Clearly, I can have no idea what imaginings or vestigial beliefs you may or may not have about the dead. But some idea of an afterlife has dominated human thought for so long that it must be hard for even the most rational person to reconcile the assumption that someone has simply ceased to exist with a more imaginative and emotional investment in their continued existence in some form or another. Ghost stories and zombie movies do not spring out of nowhere, after all. Personally, in my less rational moments, I like to imagine that there is a cohort among the dead who take a particular interest in the progress of my life, no matter whether benevolently, malevolently, or most likely disinterestedly. Huh, what's he up to now? Whether they can intervene or not in one's life is not apparent – I'm sure there are strict rules of segregation between the quick and the dead they have to obey – but it would go some way towards explaining some of those bizarre coincidences, close shaves, odd impulses, sudden insights, and mysterious barricades that punctuate and guide our lives.

But I think the most important lesson has been the simple recognition that life is finite, and that it is a good idea to get one's affairs in good order well in advance. Knowing that her end was rapidly approaching, Maggie was able to be quite specific about her own funerary arrangements, from the music she wanted played [2] right down to the picture she wanted to go on the front of the order of service. I get the impression that, more often than not, what most people leave behind them is simply a mess, an intestate chaos to be sorted out by whichever poor devil gets the job, probably accompanied by much family squabbling and ill-feeling that will last for years.

I was fortunate, I suppose, that my parents were poor and led a simple life, spending their final years in a mobile home in my sister's back garden. Apart from a couple of grand in a single joint bank account which needed to be closed, I was able to take my legacy home in a single carrier bag. Looking around just this one room, I get a sinking feeling that more than a few carrier bags, plus a couple of skips and a visit by a specialist bookseller will be needed when my time comes, unless I get on the case right now. Choosing the music will be the least of the worries, although it's a lot more fun to think about. In fact, I now recall, I had already begun to think about this a decade ago, in the post Funeral Music, and still haven't done anything about it. But perhaps I should work on that "better, fuller, more people-oriented life" first, while there's still time, if only to make sure there's a bit of a crowd to listen to it.

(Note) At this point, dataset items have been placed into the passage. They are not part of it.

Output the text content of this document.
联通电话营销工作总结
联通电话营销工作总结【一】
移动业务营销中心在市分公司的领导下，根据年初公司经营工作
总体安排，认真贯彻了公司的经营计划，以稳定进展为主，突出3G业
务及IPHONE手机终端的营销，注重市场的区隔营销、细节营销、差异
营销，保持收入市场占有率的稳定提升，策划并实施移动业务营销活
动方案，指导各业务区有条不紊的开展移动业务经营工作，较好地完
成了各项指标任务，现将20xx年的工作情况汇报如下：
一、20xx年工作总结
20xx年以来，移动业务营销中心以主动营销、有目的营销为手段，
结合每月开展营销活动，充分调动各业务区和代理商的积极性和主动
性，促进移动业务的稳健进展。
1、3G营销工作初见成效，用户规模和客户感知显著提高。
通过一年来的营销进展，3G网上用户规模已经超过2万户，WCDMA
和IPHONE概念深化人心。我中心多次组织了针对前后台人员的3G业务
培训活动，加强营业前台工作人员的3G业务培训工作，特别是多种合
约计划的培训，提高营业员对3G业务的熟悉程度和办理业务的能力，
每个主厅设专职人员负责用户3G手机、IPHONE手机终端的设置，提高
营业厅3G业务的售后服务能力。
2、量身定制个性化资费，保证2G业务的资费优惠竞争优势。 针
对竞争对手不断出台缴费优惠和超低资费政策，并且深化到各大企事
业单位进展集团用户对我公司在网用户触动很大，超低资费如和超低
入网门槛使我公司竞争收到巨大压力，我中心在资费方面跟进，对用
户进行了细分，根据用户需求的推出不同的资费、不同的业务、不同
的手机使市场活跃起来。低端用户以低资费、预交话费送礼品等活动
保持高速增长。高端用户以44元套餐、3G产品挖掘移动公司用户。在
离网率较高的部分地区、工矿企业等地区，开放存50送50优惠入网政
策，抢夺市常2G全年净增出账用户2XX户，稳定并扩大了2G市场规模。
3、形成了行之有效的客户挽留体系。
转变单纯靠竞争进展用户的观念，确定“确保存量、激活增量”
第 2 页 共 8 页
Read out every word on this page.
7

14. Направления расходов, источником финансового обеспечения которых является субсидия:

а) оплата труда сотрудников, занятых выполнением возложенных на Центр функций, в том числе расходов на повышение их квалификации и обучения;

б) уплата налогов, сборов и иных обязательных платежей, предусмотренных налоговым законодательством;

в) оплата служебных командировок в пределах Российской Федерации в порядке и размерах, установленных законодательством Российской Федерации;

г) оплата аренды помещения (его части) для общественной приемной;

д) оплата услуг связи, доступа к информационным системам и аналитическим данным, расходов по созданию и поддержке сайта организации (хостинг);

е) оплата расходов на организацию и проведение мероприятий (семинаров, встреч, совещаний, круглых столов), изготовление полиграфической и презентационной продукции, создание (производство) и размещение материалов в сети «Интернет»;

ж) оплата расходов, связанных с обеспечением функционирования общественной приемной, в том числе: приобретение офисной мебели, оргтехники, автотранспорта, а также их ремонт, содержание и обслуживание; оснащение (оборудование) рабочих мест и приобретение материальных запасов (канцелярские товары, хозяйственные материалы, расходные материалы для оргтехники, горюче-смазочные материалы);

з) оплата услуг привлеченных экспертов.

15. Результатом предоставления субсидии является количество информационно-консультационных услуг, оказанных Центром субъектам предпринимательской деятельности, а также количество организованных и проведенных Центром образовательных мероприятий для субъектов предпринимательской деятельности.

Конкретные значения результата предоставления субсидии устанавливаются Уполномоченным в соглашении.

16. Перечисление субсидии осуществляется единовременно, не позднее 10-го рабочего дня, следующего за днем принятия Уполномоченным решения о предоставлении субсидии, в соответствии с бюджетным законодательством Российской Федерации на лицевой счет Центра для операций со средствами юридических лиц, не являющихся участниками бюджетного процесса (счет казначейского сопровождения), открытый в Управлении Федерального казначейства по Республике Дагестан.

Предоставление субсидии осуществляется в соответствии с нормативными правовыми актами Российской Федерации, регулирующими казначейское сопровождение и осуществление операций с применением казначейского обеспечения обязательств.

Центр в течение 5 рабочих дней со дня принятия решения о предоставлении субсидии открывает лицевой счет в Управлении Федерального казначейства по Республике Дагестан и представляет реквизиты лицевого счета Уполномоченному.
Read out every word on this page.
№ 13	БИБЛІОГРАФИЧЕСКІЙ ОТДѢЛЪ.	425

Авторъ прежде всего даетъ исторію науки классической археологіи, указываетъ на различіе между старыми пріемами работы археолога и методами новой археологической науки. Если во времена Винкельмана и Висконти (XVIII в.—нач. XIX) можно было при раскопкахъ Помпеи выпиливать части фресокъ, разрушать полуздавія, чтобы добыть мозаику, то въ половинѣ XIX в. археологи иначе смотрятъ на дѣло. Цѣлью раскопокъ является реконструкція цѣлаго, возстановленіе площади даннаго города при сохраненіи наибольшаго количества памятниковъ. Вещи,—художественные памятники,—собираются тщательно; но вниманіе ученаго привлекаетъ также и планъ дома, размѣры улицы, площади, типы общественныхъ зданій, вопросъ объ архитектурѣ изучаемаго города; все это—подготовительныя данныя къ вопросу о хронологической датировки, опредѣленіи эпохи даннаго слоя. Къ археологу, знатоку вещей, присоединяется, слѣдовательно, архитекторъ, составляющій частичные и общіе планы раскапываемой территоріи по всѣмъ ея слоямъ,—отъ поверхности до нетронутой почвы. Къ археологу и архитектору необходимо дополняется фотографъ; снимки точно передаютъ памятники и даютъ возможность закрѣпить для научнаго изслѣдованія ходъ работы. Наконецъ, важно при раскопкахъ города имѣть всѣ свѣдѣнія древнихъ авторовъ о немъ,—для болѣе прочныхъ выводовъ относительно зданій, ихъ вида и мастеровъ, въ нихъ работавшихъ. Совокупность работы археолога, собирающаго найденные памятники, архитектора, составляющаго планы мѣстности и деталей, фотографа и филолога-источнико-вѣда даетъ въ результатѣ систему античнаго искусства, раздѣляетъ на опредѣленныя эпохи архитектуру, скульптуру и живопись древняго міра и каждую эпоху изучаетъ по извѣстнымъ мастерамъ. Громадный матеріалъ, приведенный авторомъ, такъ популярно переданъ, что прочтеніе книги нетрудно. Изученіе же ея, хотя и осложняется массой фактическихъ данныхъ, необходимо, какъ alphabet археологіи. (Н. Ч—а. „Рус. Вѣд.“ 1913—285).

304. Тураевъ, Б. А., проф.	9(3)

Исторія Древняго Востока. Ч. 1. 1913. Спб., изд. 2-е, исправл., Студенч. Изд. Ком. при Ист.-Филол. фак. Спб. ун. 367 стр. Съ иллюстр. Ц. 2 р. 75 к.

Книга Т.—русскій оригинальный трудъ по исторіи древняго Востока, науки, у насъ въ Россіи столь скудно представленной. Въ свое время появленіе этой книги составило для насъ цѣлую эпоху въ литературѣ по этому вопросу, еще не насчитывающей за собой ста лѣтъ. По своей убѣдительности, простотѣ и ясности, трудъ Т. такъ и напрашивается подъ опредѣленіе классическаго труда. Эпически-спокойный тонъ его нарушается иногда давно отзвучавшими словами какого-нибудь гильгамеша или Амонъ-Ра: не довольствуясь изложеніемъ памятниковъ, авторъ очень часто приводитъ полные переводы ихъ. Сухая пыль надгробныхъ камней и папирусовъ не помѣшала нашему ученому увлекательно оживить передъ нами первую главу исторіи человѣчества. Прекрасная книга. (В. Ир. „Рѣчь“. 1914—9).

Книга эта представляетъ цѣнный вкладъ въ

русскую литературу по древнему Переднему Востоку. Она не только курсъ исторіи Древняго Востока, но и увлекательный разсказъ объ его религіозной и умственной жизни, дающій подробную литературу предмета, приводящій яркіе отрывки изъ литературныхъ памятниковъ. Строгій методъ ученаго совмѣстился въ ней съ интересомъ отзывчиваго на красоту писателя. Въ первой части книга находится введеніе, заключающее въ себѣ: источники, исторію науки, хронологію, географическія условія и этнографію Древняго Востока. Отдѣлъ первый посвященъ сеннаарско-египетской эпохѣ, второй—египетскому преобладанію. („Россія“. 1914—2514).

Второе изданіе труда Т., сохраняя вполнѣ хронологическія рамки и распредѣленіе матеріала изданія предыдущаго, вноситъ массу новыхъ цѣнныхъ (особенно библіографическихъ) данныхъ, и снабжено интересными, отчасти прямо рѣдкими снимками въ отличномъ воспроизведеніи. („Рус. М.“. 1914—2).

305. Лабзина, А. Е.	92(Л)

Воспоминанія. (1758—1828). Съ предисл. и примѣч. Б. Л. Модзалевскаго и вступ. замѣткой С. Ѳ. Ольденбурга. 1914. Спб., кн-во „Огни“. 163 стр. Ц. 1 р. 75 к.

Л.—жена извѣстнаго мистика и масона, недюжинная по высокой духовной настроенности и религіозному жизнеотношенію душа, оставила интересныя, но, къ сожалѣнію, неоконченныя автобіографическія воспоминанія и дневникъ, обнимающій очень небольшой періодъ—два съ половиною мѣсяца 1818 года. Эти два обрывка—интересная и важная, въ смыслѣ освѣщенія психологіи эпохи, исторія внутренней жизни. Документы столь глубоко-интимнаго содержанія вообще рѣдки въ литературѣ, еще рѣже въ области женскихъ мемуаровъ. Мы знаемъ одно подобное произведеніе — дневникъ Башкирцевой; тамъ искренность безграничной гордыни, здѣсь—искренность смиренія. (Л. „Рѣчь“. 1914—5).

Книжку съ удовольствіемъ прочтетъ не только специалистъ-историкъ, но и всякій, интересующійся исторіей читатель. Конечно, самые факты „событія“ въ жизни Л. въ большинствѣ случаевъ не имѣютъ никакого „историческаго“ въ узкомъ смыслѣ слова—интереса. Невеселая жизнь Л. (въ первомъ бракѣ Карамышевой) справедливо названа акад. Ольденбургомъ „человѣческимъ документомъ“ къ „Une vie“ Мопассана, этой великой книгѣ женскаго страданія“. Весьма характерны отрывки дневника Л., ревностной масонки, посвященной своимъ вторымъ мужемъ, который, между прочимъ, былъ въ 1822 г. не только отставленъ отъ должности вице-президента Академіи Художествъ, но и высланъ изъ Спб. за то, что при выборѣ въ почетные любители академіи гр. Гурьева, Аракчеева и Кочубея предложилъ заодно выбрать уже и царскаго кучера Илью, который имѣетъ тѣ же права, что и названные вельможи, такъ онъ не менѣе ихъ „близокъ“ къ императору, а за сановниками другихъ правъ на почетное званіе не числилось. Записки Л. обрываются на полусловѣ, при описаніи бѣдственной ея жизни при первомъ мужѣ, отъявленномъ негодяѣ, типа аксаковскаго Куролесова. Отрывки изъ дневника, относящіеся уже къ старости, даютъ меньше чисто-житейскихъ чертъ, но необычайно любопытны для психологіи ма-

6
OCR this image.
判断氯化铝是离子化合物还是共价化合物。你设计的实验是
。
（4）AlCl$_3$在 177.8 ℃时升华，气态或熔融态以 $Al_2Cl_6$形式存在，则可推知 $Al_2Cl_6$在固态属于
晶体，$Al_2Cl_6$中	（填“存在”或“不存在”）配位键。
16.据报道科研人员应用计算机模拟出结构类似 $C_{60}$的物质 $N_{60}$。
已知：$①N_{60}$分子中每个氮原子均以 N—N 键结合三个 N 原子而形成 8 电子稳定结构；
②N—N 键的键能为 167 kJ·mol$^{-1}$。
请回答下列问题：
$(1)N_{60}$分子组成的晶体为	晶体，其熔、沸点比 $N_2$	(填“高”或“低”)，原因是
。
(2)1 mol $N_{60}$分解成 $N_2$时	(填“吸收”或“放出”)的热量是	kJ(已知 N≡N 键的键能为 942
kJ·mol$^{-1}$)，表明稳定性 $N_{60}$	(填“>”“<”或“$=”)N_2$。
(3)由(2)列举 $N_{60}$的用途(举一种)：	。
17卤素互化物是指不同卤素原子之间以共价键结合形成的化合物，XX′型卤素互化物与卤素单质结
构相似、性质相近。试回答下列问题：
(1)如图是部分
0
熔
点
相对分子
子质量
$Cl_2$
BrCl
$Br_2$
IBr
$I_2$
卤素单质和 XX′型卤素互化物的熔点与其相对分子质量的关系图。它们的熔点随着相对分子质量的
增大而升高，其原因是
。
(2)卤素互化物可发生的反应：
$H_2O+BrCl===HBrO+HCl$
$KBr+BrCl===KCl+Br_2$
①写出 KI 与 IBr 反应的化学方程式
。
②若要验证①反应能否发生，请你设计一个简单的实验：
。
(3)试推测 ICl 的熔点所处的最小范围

1. Many years ago – probably in the 1980s – I heard a wonderful reminiscence on the radio by a Scottish humourist, a man who, in his National Service, had ended up in the clerical office that assigned new recruits to their units. Realising that physical characteristics like hair colour were recorded, they succeeded in compiling entire units of, say, red-haired men, and – their triumphant moment, knowing that troops would at some point be lined up by height  a carefully graded selection of men, each of a different height ranging from well over 6 feet down to shorter than 5 feet. If anyone can remember who this was, I'd be very grateful (no, it wasn't Ivor Cutler or Arnold Brown, although his wry humour, delivery, and accent were very similar).

2. There was a particularly lovely piece by Malian performer, Fatoumata Diawara, "Kanou".